Quand elle ouvrit les yeux, elle était au pouvoir des démons. Deux hommes la maniaient sans douceur. L'un la palpait sur tout le corps, tandis que l'autre lui arrachait ses vêtements. Elle sentit le sable froid sous son dos nu, la brûlure de son côté qu'une gaffe avait dû blesser en l'attirant à terre, mais elle referma ses yeux à peine ouverts tant ce qu'elle avait entrevu l'avait épouvantée. Deux hommes aux longs cheveux, au visage sale mangé d'un poil hirsute où brillaient des yeux de fauves, étaient penchés sur elle. Celui qui la dépouillait était entièrement nu, avec de gros muscles dévorés d'une épaisse fourrure noire. Ils grognaient comme des animaux en lui arrachant tout ce qu'elle avait sur elle, et, guidée par un instinct aveugle, elle pensa que sa seule chance de salut était de contrefaire la mort. Elle avait si froid que ce ne devait pas être impossible. Les deux pillards ne s'intéressaient nullement à son état de santé, mais bien plutôt à ses vêtements. Elle entendit leur grondement de triomphe quand ils découvrirent la poche de toile où elle gardait son modeste trésor. Ils se mirent à parler ensemble dans un langage rocailleux qu'elle ne comprenait pas, mais elle devina qu'ils se disputaient les perles, l'or et le médaillon de Madame Royale. C'était le peu qui lui restait, dont ces hommes s'emparaient et, pourtant, Marianne n'avait même pas envie de pleurer. Elle avait tellement peur, tellement froid, elle se sentait tellement brisée qu'elle ne pouvait plus éprouver d'autre sensation que physique et se contentait de prier, de toutes ses forces, pour que, l'ayant dépouillée, ces hommes se tinssent pour satisfaits et s'éloignassent, l'abandonnant sur la plage.

Une idée, cependant, lui restait. La pensée de ses compagnons d'infortune. Où pouvaient être Jean et Black Fish ? C'étaient des marins, des hommes habitués aux pires tempêtes, et ils auraient dû toucher terre en même temps qu'elle au moins, sinon plus vite. Mais elle était seule, elle le devinait. S'ils n'étaient pas morts, ils ne l'auraient pas abandonnée aux mains de ces hommes affreux ! Jean lui avait promis de veiller sur elle. Il l'avait embrassée comme s'il l'aimait vraiment... Oui, 'il devait être mort... et Marianne eut l'impression qu'il ne lui restait plus rien au monde.

Craintivement, elle entrouvrit les paupières. Les deux hommes discutaient à quelques pas d'elle, mais, au-delà, c'était une vision de cauchemar. Les naufrageurs au travail traînaient des caisses sur le sable, des ballots de toute sorte. Un peu partout, il y avait des corps rejetés par la mer, ceux des marins du vaisseau marchand, les uns déjà morts, d'autres, encore vivants sans doute, mais que les naufrageurs impitoyablement achevaient, à coups de couteau ou en les assommant à l'aide d'un gourdin. Plus loin, sur le récif, le navire, une énorme blessure au flanc, achevait son agonie.

Stupidement, Marianne se surprit à penser aux récits de naufrages – qu'elle avait lus jadis. Ils n'avaient rien de comparable avec ce qui lui arrivait. Elle pensa à Virginie préférant la mort à l'idée d'ôter sa robe. Quelle stupidité ! Est-ce qu'elle n'était pas à peu près nue aux mains de ces hommes ?

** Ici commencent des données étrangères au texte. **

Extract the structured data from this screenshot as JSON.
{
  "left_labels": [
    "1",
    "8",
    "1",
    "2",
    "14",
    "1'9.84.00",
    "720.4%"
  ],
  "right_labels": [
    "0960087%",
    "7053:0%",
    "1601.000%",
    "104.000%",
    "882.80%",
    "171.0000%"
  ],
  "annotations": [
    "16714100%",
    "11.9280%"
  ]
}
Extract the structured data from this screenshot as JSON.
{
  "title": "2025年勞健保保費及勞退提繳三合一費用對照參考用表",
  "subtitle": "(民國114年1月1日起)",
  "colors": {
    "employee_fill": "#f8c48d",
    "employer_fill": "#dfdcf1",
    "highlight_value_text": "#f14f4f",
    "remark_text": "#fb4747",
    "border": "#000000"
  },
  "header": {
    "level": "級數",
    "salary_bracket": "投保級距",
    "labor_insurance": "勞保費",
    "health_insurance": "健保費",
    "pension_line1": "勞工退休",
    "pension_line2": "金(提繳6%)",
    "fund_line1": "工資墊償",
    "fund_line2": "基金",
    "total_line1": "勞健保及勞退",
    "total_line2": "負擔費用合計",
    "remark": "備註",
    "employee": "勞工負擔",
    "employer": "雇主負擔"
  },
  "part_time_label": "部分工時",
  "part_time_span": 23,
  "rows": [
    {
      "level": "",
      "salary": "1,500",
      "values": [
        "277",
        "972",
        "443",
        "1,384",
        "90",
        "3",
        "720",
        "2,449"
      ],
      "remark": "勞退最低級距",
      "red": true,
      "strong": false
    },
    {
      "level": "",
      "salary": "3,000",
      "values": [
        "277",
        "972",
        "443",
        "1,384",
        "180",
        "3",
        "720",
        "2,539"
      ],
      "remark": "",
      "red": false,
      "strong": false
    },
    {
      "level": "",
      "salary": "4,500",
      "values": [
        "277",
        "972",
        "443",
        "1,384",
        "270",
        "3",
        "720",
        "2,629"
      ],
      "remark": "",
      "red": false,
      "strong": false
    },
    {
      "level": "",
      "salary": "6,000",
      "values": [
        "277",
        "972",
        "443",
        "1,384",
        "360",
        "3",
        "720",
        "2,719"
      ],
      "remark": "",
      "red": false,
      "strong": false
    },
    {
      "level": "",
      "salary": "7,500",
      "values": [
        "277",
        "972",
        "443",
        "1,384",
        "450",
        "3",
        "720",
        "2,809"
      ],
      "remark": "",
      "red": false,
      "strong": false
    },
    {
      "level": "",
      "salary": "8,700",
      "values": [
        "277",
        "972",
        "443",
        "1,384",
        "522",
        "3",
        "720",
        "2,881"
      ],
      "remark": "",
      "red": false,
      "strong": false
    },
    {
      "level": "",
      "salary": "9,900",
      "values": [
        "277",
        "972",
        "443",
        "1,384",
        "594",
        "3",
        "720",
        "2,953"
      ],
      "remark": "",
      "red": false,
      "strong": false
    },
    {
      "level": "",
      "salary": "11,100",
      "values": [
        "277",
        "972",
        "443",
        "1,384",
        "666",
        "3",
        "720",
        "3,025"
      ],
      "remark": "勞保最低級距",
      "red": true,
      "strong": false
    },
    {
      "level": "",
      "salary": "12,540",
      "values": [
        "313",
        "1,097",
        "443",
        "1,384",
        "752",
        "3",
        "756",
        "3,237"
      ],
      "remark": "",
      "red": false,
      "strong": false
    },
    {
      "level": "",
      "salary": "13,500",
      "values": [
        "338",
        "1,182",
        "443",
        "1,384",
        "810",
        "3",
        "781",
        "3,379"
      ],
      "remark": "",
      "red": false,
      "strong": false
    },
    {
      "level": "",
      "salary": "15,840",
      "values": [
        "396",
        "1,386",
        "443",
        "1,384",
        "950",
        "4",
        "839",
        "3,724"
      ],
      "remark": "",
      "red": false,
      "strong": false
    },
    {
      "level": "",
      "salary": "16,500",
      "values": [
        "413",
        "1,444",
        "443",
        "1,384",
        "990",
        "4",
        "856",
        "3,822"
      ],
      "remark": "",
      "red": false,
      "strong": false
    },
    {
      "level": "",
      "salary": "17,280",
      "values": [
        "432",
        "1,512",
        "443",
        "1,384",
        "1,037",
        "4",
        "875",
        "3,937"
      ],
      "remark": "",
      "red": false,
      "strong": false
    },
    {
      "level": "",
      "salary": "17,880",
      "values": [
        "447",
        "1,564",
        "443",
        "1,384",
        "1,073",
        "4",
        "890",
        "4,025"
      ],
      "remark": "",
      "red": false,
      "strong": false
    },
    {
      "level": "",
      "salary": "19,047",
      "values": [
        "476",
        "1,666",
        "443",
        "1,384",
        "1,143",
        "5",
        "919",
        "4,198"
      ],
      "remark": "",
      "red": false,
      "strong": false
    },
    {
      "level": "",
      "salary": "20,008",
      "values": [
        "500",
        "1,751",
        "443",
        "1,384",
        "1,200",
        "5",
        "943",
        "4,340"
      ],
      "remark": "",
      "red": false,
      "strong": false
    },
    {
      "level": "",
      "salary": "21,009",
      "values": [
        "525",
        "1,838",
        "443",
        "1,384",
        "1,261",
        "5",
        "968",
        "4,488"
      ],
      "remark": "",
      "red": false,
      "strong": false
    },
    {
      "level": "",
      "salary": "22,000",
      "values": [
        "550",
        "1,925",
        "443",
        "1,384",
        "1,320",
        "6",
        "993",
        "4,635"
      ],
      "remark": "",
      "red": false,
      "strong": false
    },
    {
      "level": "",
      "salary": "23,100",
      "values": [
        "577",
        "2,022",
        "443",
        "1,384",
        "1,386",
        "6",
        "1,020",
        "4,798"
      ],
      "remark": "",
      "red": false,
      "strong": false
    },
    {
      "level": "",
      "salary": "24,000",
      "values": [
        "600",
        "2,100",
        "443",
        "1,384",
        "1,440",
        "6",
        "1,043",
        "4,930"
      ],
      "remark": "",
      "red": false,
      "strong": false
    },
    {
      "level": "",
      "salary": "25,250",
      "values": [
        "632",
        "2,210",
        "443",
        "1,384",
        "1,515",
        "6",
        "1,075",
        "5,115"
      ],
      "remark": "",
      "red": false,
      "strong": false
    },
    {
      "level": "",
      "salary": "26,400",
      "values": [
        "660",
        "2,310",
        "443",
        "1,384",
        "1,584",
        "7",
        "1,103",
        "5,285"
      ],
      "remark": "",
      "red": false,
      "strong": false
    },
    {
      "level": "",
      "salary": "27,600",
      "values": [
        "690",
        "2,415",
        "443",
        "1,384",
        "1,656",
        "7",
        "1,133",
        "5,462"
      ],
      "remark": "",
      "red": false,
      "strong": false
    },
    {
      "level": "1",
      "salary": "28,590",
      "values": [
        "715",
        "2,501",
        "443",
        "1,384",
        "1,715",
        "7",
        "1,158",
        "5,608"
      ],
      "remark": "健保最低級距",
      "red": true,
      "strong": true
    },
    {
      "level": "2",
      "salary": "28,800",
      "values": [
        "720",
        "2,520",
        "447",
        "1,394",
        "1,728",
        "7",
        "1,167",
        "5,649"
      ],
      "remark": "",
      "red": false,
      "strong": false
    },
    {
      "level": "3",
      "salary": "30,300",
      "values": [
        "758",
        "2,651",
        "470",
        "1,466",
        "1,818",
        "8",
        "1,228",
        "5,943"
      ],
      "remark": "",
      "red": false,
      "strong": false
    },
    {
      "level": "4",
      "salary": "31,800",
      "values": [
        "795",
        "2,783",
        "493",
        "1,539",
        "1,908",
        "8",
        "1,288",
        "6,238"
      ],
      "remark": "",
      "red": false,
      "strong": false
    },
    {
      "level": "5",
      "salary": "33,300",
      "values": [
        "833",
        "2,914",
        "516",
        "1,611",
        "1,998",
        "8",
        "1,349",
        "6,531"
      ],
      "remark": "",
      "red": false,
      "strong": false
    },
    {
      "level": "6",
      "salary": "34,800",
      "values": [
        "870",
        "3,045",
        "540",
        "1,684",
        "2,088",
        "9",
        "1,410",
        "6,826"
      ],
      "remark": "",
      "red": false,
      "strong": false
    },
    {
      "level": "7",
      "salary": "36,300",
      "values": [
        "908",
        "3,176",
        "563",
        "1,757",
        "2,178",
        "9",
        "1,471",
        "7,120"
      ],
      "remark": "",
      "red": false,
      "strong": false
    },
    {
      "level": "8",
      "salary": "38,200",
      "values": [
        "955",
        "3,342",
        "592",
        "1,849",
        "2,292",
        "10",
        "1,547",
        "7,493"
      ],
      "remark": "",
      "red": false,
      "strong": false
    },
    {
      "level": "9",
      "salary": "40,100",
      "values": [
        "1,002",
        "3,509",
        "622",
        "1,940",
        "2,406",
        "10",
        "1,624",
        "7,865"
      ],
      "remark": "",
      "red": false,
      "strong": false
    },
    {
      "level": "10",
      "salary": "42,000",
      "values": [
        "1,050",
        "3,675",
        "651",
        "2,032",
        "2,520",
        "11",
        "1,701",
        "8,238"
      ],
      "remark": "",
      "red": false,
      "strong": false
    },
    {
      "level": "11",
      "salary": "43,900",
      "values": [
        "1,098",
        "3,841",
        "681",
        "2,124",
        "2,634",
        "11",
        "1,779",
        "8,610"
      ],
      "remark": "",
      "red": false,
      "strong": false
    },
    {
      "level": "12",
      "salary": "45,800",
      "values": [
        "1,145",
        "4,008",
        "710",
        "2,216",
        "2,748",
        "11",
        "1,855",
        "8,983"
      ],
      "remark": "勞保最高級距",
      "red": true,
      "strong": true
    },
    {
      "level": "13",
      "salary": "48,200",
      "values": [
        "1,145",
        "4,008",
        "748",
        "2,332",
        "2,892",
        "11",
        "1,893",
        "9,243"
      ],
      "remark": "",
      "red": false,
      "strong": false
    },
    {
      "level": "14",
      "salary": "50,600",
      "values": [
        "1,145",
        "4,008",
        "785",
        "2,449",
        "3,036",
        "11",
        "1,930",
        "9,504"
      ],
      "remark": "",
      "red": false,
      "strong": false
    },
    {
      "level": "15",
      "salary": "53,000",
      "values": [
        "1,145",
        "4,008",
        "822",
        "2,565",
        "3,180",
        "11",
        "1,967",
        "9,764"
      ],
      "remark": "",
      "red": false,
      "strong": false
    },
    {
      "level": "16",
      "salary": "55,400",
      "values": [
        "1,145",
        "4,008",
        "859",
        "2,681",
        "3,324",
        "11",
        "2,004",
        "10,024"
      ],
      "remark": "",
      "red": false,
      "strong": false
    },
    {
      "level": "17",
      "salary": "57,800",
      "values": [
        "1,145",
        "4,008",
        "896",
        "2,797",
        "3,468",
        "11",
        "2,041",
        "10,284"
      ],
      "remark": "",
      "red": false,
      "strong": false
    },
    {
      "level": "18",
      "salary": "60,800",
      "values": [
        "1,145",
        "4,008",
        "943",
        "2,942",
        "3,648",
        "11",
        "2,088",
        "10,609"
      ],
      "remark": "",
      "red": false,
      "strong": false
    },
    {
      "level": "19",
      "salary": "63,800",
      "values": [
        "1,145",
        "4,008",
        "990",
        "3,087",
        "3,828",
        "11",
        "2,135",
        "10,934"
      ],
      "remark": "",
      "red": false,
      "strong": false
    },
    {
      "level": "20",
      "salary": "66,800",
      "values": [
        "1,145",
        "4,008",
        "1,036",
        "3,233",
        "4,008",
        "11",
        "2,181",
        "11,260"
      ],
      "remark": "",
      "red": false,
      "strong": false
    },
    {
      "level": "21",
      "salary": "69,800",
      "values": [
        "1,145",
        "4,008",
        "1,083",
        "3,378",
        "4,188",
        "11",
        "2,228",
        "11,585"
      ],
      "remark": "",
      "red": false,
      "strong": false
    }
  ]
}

Revenant à la réalité, la jeune fille constata que la mer l'avait rejetée vers l'une des extrémités de la plage. Il y avait des rochers, tout près d'elle, des rochers dans lesquels, peut-être, il serait possible de se cacher. Tout à leur butin, les deux pillards ne devaient pas faire tellement attention à elle... et puis, dans ce vent glacial, elle avait si froid, si froid.